Ir às compras em qualquer estabelecimento comercial, seja ele de roupas, calçados, alimentos, aparelhos eletrônicos, móveis, ou de outro ramo, faz parte da rotina de qualquer indivíduo. Com atenção, é possível aproveitar até a queda nos preços de alguns produtos e fazer uma boa economia. Em uma das idas a um mercadinho, localizado na Avenida Amélia Rosa, no bairro da Jatiúca, em Maceió um consumidor foi conquistado pelo preço convidativo de um produto que há algum tempo não encontrava mais a venda. Querendo aproveitar a ‘promoção’ descrita na prateleira, ele pegou vinte e nove unidades, se dirigiu ao caixa e acabou tomando um susto quando foi pagar a conta. A diferença entre o preço divulgado na prateleira e o cobrado no caixa era de R$ 11, 89.

O Código de Defesa do Consumidor define que em casos como este o preço válido é sempre o menor. Tendo conhecimento de seus direitos, o cliente, que preferiu ser identificado apenas pelo primeiro nome de André, pediu para que o valor fosse corrigido. Em conversa com a reportagem doCadaMinuto, ele contou que a atendente solicitou a presença de uma supervisora, que se dirigiu a prateleira e constatou que o consumidor estava com a razão. Quando a correção estava para ser feita, um homem que se identificou como gerente do estabelecimento, impediu o processo, disse que nada poderia ser feito e acabou dando início a uma confusão que durou aproximadamente duas horas.

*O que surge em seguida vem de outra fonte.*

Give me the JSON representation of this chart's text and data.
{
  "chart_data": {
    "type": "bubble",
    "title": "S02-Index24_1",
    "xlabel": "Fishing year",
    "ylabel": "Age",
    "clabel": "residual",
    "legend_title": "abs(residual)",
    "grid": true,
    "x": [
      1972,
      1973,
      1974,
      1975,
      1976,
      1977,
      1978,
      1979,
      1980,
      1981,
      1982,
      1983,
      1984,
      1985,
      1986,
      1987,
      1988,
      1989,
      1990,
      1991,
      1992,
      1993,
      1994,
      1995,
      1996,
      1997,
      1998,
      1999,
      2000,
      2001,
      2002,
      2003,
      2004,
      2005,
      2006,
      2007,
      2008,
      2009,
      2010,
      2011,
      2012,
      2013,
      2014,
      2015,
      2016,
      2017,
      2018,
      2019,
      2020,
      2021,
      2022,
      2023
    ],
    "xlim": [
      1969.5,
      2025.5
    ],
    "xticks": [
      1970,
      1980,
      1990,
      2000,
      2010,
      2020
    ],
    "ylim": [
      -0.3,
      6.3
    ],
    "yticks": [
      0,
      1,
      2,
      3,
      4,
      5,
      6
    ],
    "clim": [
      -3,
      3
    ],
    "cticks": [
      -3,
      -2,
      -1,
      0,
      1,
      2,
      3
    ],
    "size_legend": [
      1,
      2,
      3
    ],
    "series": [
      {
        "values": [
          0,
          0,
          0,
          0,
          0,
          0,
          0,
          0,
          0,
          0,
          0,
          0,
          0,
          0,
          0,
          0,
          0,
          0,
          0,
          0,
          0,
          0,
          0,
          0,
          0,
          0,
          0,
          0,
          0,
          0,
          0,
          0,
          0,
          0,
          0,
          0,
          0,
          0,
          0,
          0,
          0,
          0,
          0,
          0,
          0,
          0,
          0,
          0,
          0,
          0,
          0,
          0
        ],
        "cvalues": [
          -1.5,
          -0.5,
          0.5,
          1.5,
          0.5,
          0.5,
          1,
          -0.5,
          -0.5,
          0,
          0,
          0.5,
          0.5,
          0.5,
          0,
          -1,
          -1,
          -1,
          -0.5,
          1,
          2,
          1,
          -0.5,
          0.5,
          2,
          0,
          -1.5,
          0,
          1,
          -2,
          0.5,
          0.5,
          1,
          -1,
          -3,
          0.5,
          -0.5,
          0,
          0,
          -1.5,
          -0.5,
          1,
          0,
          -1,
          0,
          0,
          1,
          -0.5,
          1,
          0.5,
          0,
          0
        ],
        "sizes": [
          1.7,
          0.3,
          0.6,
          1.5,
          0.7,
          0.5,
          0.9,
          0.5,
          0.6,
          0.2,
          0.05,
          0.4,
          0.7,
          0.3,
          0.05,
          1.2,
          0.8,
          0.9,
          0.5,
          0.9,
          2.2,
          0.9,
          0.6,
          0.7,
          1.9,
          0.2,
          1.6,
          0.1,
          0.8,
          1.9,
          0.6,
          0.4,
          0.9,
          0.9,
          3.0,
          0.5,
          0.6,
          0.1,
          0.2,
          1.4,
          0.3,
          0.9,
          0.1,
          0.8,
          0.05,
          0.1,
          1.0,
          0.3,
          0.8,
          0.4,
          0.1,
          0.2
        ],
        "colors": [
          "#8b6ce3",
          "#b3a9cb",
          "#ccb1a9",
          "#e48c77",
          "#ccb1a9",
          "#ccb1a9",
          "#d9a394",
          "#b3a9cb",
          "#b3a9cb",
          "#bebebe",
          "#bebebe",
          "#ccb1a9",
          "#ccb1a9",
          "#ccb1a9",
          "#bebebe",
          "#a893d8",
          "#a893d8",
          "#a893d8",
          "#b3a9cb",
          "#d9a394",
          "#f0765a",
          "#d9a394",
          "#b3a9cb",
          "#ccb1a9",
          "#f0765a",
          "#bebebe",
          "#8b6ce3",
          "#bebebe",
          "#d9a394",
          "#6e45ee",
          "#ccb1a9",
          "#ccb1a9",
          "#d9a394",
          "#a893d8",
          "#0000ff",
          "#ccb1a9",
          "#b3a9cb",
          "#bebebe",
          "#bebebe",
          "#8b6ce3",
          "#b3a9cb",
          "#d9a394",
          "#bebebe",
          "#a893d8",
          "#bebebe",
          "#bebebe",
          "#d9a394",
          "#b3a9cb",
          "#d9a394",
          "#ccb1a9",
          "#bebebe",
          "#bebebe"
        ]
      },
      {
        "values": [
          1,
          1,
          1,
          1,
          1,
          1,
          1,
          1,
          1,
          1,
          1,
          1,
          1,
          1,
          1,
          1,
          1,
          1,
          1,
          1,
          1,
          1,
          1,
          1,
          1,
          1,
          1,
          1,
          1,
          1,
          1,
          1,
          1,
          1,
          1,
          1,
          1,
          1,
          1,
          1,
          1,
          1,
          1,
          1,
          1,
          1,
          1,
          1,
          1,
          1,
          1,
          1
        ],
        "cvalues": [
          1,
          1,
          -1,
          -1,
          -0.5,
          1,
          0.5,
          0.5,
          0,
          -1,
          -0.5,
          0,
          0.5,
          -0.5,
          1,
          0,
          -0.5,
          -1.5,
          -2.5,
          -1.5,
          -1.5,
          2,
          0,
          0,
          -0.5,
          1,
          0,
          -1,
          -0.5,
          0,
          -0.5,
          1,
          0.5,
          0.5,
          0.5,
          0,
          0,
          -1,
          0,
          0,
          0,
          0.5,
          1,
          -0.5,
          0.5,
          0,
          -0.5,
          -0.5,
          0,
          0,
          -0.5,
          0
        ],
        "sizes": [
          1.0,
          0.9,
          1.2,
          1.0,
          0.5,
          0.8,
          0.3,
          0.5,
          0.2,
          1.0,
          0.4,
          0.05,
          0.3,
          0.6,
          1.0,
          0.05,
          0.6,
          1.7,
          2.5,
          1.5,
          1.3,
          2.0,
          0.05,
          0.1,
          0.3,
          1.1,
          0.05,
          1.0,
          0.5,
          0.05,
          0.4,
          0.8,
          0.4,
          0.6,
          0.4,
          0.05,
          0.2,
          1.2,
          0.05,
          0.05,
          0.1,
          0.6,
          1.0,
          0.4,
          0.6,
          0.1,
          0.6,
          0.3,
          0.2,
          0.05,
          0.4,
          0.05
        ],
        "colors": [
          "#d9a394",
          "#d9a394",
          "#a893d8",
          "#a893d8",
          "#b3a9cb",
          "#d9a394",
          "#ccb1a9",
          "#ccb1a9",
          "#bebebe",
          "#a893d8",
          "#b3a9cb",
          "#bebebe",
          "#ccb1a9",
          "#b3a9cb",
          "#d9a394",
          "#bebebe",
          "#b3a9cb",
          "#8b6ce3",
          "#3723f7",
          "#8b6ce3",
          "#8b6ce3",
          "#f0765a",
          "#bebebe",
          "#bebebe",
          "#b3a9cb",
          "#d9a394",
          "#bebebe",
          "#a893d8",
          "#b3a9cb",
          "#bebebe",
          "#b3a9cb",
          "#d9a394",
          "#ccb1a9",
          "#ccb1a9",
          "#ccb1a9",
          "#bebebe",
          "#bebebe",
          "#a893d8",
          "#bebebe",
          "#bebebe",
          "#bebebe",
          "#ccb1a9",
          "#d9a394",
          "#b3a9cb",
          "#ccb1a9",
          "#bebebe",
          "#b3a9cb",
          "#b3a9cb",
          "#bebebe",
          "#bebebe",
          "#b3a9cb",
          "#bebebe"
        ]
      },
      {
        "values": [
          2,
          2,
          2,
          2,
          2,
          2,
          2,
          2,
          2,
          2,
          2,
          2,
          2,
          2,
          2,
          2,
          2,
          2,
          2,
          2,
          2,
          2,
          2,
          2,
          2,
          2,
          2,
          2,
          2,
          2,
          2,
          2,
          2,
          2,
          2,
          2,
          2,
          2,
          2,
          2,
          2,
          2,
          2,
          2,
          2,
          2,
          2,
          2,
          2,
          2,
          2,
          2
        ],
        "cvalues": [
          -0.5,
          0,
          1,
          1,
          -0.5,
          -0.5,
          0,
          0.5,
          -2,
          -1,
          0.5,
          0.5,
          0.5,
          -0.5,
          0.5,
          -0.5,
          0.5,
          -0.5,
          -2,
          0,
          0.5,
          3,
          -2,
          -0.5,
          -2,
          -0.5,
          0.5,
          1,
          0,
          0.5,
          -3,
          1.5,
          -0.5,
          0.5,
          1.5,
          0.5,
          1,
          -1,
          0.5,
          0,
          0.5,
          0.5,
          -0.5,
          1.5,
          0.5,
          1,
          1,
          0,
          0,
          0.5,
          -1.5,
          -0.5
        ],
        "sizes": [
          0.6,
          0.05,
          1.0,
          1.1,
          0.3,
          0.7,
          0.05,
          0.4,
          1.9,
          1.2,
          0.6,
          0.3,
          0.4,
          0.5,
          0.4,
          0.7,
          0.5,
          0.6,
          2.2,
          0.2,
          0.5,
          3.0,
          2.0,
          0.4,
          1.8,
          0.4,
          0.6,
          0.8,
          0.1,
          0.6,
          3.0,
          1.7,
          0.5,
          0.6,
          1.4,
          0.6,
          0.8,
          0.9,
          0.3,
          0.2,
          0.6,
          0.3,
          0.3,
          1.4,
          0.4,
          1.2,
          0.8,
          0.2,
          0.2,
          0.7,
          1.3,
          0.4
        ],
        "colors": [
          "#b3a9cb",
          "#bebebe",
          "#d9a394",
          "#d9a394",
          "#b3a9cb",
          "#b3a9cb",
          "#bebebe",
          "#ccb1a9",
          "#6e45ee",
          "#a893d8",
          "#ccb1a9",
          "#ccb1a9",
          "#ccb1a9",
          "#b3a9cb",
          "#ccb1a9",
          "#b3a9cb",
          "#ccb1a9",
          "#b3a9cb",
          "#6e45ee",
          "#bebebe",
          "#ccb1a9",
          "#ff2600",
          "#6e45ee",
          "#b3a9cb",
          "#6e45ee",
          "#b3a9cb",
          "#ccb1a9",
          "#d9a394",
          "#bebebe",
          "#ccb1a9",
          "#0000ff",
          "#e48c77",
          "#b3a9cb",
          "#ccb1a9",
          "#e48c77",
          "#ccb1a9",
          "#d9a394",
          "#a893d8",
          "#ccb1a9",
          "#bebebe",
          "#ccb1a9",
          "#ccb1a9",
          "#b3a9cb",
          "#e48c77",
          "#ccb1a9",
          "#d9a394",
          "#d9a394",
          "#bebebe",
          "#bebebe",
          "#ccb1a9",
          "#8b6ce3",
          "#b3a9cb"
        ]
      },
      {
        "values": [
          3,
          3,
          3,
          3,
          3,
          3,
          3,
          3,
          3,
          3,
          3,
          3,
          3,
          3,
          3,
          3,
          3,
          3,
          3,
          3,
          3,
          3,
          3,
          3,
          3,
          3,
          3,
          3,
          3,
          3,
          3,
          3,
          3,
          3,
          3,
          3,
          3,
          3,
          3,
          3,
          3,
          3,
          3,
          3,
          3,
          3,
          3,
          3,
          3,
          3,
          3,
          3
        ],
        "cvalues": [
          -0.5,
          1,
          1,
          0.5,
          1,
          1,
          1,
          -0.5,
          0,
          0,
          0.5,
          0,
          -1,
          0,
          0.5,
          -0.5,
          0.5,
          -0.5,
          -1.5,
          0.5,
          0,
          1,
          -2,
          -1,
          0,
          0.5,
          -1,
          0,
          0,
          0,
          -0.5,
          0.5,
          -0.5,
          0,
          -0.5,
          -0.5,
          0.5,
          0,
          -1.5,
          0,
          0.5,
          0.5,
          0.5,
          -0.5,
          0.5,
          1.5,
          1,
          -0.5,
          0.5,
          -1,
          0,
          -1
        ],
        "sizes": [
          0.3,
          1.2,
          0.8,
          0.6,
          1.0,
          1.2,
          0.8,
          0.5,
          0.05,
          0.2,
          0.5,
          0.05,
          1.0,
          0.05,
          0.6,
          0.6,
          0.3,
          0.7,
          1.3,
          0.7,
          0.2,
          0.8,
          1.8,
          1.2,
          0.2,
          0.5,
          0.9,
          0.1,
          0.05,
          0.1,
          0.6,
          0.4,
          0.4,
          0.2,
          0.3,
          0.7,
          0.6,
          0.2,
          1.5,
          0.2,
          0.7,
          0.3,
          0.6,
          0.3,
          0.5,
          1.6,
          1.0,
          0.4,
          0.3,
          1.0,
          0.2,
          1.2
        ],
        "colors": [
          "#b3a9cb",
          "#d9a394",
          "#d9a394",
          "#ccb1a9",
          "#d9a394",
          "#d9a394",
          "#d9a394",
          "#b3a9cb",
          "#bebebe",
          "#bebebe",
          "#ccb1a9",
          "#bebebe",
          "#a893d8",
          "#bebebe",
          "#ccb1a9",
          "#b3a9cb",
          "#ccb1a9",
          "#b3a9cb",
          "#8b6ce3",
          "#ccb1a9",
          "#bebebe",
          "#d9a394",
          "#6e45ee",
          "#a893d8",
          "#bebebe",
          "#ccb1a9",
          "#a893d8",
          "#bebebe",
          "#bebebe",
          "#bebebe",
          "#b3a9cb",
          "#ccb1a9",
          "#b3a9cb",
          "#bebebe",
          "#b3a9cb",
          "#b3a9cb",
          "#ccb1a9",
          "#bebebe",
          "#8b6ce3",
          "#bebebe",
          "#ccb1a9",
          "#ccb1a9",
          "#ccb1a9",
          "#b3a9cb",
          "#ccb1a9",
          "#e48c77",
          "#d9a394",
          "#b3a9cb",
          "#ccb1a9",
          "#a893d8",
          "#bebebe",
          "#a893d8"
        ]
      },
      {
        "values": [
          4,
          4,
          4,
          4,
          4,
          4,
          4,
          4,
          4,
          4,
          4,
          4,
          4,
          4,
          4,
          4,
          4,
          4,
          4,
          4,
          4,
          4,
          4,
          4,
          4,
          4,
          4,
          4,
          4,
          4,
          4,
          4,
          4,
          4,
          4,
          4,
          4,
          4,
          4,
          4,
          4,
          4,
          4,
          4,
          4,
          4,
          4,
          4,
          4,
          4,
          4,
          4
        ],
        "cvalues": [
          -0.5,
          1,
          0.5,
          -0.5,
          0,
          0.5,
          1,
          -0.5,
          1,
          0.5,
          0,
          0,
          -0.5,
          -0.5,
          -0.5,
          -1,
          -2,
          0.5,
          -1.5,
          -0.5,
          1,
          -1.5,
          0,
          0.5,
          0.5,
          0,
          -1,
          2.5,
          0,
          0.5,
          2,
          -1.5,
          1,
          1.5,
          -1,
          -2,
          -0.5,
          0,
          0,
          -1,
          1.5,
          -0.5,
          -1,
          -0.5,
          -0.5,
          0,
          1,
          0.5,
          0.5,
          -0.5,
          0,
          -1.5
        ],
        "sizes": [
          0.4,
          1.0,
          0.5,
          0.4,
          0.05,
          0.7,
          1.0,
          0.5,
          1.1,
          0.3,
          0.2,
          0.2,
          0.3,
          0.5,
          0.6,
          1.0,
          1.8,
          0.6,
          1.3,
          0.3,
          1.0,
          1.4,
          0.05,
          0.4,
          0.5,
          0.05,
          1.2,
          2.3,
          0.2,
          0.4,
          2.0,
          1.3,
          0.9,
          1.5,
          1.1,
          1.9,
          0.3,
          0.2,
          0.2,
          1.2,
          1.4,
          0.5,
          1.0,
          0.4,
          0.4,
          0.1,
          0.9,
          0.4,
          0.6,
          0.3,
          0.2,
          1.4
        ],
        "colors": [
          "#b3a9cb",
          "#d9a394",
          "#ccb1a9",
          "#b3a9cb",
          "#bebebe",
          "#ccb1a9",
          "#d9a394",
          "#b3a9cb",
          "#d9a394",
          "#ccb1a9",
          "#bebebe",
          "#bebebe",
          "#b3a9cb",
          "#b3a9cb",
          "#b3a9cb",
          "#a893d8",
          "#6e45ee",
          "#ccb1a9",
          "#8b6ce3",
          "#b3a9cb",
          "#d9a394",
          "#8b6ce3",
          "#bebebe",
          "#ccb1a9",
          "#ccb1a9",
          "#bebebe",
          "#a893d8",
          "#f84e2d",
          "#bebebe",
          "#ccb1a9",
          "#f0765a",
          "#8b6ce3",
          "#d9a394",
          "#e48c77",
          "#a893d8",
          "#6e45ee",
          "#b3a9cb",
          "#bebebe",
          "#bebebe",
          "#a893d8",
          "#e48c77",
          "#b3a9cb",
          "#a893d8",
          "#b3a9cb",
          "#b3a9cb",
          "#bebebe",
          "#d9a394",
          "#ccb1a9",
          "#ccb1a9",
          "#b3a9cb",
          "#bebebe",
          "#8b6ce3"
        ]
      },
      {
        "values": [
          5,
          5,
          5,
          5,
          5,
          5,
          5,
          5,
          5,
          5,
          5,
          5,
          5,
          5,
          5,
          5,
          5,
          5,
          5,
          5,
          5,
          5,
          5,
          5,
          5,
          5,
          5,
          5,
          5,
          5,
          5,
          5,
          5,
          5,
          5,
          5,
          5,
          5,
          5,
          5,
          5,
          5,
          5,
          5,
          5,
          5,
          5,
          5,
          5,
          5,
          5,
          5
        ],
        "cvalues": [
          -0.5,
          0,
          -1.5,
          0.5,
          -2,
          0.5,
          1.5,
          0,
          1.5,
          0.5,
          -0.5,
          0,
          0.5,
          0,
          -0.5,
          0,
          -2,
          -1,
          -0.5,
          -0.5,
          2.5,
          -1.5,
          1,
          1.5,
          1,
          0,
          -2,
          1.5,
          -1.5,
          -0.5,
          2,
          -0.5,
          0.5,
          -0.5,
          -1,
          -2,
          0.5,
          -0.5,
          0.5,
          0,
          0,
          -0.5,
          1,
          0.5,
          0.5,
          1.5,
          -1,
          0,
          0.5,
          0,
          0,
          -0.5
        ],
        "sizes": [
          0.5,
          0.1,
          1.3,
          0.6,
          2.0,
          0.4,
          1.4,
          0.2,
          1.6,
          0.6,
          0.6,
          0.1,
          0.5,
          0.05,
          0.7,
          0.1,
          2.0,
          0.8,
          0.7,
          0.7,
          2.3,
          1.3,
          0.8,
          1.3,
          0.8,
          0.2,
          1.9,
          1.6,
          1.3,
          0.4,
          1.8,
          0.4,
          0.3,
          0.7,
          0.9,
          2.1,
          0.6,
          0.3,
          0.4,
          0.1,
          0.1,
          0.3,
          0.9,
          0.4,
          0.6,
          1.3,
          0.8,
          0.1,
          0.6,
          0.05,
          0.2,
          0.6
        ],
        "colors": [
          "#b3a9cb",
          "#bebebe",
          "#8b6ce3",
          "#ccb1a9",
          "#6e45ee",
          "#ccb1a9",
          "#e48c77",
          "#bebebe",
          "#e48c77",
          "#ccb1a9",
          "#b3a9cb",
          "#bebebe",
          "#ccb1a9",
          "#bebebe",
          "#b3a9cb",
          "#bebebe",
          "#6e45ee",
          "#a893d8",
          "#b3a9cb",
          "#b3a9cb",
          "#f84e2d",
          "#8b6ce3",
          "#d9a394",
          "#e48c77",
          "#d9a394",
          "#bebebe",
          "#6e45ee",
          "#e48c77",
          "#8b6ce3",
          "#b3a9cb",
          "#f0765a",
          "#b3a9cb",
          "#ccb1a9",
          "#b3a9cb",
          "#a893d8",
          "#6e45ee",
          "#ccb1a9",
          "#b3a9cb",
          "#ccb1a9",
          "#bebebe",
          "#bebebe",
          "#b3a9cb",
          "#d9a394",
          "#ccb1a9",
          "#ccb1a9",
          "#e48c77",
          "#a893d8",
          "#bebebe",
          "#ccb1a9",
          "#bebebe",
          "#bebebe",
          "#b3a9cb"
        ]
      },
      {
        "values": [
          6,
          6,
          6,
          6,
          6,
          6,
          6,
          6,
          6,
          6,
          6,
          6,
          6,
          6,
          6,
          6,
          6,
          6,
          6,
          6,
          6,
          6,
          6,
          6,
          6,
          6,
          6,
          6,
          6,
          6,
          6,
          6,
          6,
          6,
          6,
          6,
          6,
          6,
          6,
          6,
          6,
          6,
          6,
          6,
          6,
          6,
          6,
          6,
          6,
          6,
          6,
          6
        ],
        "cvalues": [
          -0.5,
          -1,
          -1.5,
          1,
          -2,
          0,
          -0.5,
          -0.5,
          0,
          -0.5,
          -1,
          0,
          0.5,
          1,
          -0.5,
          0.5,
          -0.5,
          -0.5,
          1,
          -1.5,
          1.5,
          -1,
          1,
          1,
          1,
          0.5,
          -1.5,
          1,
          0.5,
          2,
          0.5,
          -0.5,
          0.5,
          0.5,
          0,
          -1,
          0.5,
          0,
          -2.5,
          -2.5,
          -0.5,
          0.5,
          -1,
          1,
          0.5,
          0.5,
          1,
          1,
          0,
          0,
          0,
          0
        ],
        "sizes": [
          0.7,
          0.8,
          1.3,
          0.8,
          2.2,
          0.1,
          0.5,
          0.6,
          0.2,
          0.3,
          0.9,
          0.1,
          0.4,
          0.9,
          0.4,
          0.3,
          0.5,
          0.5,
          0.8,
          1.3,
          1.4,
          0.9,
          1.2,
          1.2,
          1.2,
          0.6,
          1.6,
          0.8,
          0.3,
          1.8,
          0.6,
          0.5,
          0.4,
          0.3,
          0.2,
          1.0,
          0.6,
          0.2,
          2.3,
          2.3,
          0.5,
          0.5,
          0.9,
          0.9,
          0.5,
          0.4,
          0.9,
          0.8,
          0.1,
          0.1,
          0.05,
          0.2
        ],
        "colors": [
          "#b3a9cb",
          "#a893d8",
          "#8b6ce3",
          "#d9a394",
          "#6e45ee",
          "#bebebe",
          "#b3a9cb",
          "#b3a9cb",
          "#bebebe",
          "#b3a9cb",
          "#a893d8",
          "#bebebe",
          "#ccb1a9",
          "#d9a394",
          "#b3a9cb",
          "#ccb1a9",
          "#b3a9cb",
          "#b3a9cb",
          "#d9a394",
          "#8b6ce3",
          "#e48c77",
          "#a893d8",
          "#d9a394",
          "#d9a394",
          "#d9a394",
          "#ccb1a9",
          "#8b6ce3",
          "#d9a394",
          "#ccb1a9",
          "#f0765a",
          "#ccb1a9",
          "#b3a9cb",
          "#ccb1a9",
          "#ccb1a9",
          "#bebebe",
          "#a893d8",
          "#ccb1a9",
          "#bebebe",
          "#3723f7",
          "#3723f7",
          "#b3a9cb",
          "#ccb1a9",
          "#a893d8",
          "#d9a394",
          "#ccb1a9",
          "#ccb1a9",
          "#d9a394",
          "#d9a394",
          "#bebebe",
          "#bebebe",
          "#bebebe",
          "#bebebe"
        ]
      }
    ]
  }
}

“Eu costumava comprar cada lata do refrigerante por R$ 1,70. Como há cerca de um mês não o encontrava em lugar nenhum, pensei que o valor etiquetado de R$ 1,35 era alguma promoção pelo retorno às prateleiras, mas acabou que no caixa o preço cobrado foi de R$ 1,76. Ao invés de pagar R$ 39,15 a conta seria de R$ 51,04. De início já considerei absurdo, mas a situação ficou ainda mais constrangedora quando assumi a postura que me era de direito diante da declaração do ‘suposto’ gerente. Ele, de forma ignorante, simplesmente se negou a fazer a correção. Chegou a dizer que era filho de um desembargador e podia mandar me prender. Até as funcionárias quiseram negociar, mas ele se manteve firme”, relatou André.

O que diz o Procon?

Segundo o superintendente do Procon, Rodrigo Cunha, o cliente nunca deve aceitar pagar pelo maior preço. Caso a diferença seja notada após a compra ser efetuada, a nota fiscal deve ser guardada e uma foto da etiqueta do produto, mostrando o valor menor divulgado, tirada. Assim, o fato pode ser comprovado e a diferença devolvida ao consumidor. A orientação foi a mesma obtida por André. Ele revelou que seu celular não permitia fazer um registro da situação, por isso ligou para um amigo, que tinha um aparelho com a função, solicitando que fosse até o mercadinho. A foto do valor que estava etiquetado na prateleira e no produto foi tirada e para comprovar a divergência, ele comprou apenas uma lata do refrigerante com o preço cobrado no caixa.

Após quase duas horas de discussão, André saiu do local revoltado, se sentindo constrangido e sem ter conseguido fazer valer seu direito. No entanto, as provas da irregularidade foram reunidas e ele poderá acionar o Procon contra o estabelecimento, algo que ele ressaltou não pretender fazer antes de procurar o proprietário do mercadinho para conversar sobre a conduta do funcionário, considerada inadmissível.

“Eu sei que às vezes as pessoas agem de uma forma e a postura do local onde trabalham não é a mesma. Ainda não sei se irei procurar o Procon, tudo depende do resultado da conversa que quero ter com o dono do estabelecimento. É preciso saber se ele tem conhecimento da atitude do ‘suposto’ gerente e se a orientação é essa. Caso seja, então acionarei o órgão. Não é admissível que isso ocorra. A quantia da diferença era pequena para o mercadinho, cerca de R$ 12, e mesmo assim passei por aquele constrangimento. Tomei a atitude da cobrança e permaneci na discussão para que outras pessoas não fossem submetidas ao que fui. Se isso aconteceu com R$ 12 imagine quando o valor for maior”, explicou o consumidor.

Ainda segundo o superintendente, Rodrigo Cunha, o Procon realiza fiscalizações em estabelecimentos analisando este tipo de situação, em algumas delas há a detecção da  irregularidade e um ato de constatação é emitido para que o local corrija o problema. Denúncias como as de André, quando chegam ao órgão mobilizam equipes que se dirigem ao estabelecimento em questão para que vistorias sejam feitas. Atos de infração podem ser confeccionados e acarretar em penalidades, como aplicação de multas que variam de acordo com a quantidade de produtos encontrados com valores divergentes e o tamanho do estabelecimento comercial.